Hanoi - Vietnam will further widen the band within which
stocks on the Ho Chi Minh City stock exchange are allowed to trade
from 3 per cent to 5 per cent effective August 18, the State
Securities Commission said Thursday on its website.
The move is based on 'current developments in the stock market and
proposals from the Ho Chi Minh City Securities Trading Centre, the
securities commission said.
The broader trading band comes in response to the stock market's
recovery since late June.
The announcement of the wider band, accompanied by a 5 per cent
cut in retail gasoline prices Thursday morning, spurred the VNIndex
to a seventh straight day of gains.
Shares closed Thursday up more than 12 points, to 476.5.

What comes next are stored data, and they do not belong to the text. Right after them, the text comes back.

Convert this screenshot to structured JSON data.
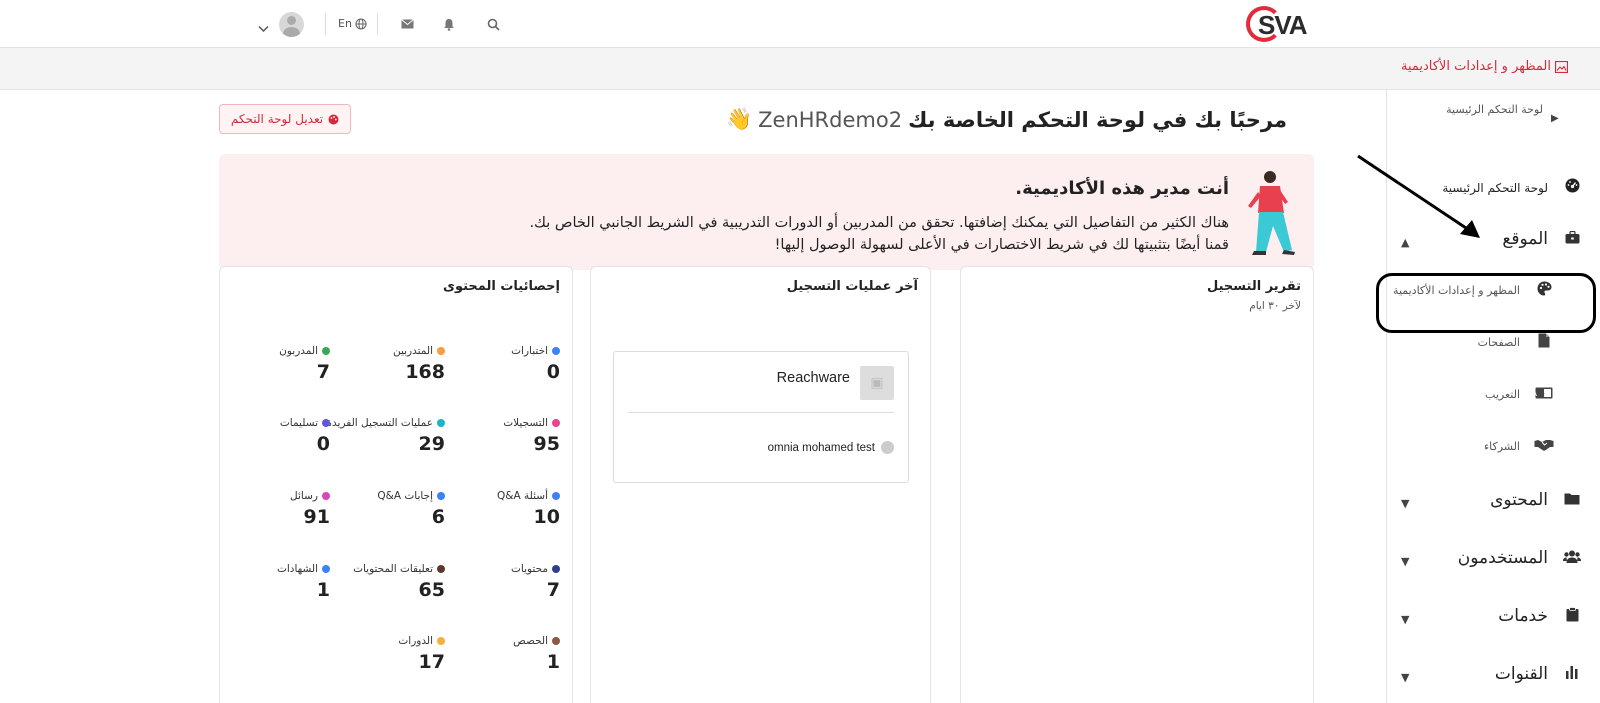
{
  "header": {
    "logo_text": "SVA",
    "language": "En"
  },
  "breadcrumb": {
    "label": "المظهر و إعدادات الأكاديمية"
  },
  "welcome": {
    "text": "مرحبًا بك في لوحة التحكم الخاصة بك",
    "username": "ZenHRdemo2",
    "emoji": "👋",
    "edit_button": "تعديل لوحة التحكم"
  },
  "alert": {
    "title": "أنت مدير هذه الأكاديمية.",
    "line1": "هناك الكثير من التفاصيل التي يمكنك إضافتها. تحقق من المدربين أو الدورات التدريبية في الشريط الجانبي الخاص بك.",
    "line2": "قمنا أيضًا بتثبيتها لك في شريط الاختصارات في الأعلى لسهولة الوصول إليها!"
  },
  "sidebar": {
    "items": [
      {
        "label": "لوحة التحكم الرئيسية",
        "icon": "dashboard-icon"
      },
      {
        "label": "لوحة التحكم الرئيسية",
        "icon": "gauge-icon"
      },
      {
        "label": "الموقع",
        "icon": "briefcase-icon"
      },
      {
        "label": "المظهر و إعدادات الأكاديمية",
        "icon": "palette-icon"
      },
      {
        "label": "الصفحات",
        "icon": "file-icon"
      },
      {
        "label": "التعريب",
        "icon": "language-icon"
      },
      {
        "label": "الشركاء",
        "icon": "handshake-icon"
      },
      {
        "label": "المحتوى",
        "icon": "folder-icon"
      },
      {
        "label": "المستخدمون",
        "icon": "users-icon"
      },
      {
        "label": "خدمات",
        "icon": "clipboard-icon"
      },
      {
        "label": "القنوات",
        "icon": "chart-icon"
      }
    ]
  },
  "cards": {
    "registration_report": {
      "title": "تقرير التسجيل",
      "subtitle": "لآخر ٣٠ ايام"
    },
    "latest_registrations": {
      "title": "آخر عمليات التسجيل",
      "course": "Reachware",
      "user": "omnia mohamed test"
    },
    "content_stats": {
      "title": "إحصائيات المحتوى",
      "stats": [
        {
          "label": "اختبارات",
          "value": "0",
          "color": "#3b82f6"
        },
        {
          "label": "المتدربين",
          "value": "168",
          "color": "#f59e3b"
        },
        {
          "label": "المدربون",
          "value": "7",
          "color": "#3aa757"
        },
        {
          "label": "التسجيلات",
          "value": "95",
          "color": "#e84393"
        },
        {
          "label": "عمليات التسجيل الفريدة",
          "value": "29",
          "color": "#17b5c9"
        },
        {
          "label": "تسليمات",
          "value": "0",
          "color": "#5b5bd6"
        },
        {
          "label": "أسئلة Q&A",
          "value": "10",
          "color": "#3b82f6"
        },
        {
          "label": "إجابات Q&A",
          "value": "6",
          "color": "#3b82f6"
        },
        {
          "label": "رسائل",
          "value": "91",
          "color": "#d946b8"
        },
        {
          "label": "محتويات",
          "value": "7",
          "color": "#2e3f8f"
        },
        {
          "label": "تعليقات المحتويات",
          "value": "65",
          "color": "#5a3a2e"
        },
        {
          "label": "الشهادات",
          "value": "1",
          "color": "#3b82f6"
        },
        {
          "label": "الحصص",
          "value": "1",
          "color": "#8a5a44"
        },
        {
          "label": "الدورات",
          "value": "17",
          "color": "#f5b03b"
        }
      ]
    }
  }
}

The State Securities Commission also said that it will widen the
trading band on the over-the-counter Hanoi Securities Trading Centre
from 4 per cent to 7 per cent from August 18.
However, a market source said the move was premature, and that the
market's growth is not yet sustainable.
'I don't think it is a good time to adjust the trading band, as
the market is already doing well now,' said Nguyen Duy Hung, general
director of Saigon Securities Company. 'There are no strong
fundamentals for the market to keep growing.'
Vietnam's government reduced the trading band from 5 per cent to 1
per cent on March 27 to slow its precipitous decline since late last
year. The market lost over 60 per cent of its value between January 1
and June 11, when it bottomed out at 370.
The trading was then raised to 2 per cent on April 7 and to 3 per
cent on June 19 as the market began to recover.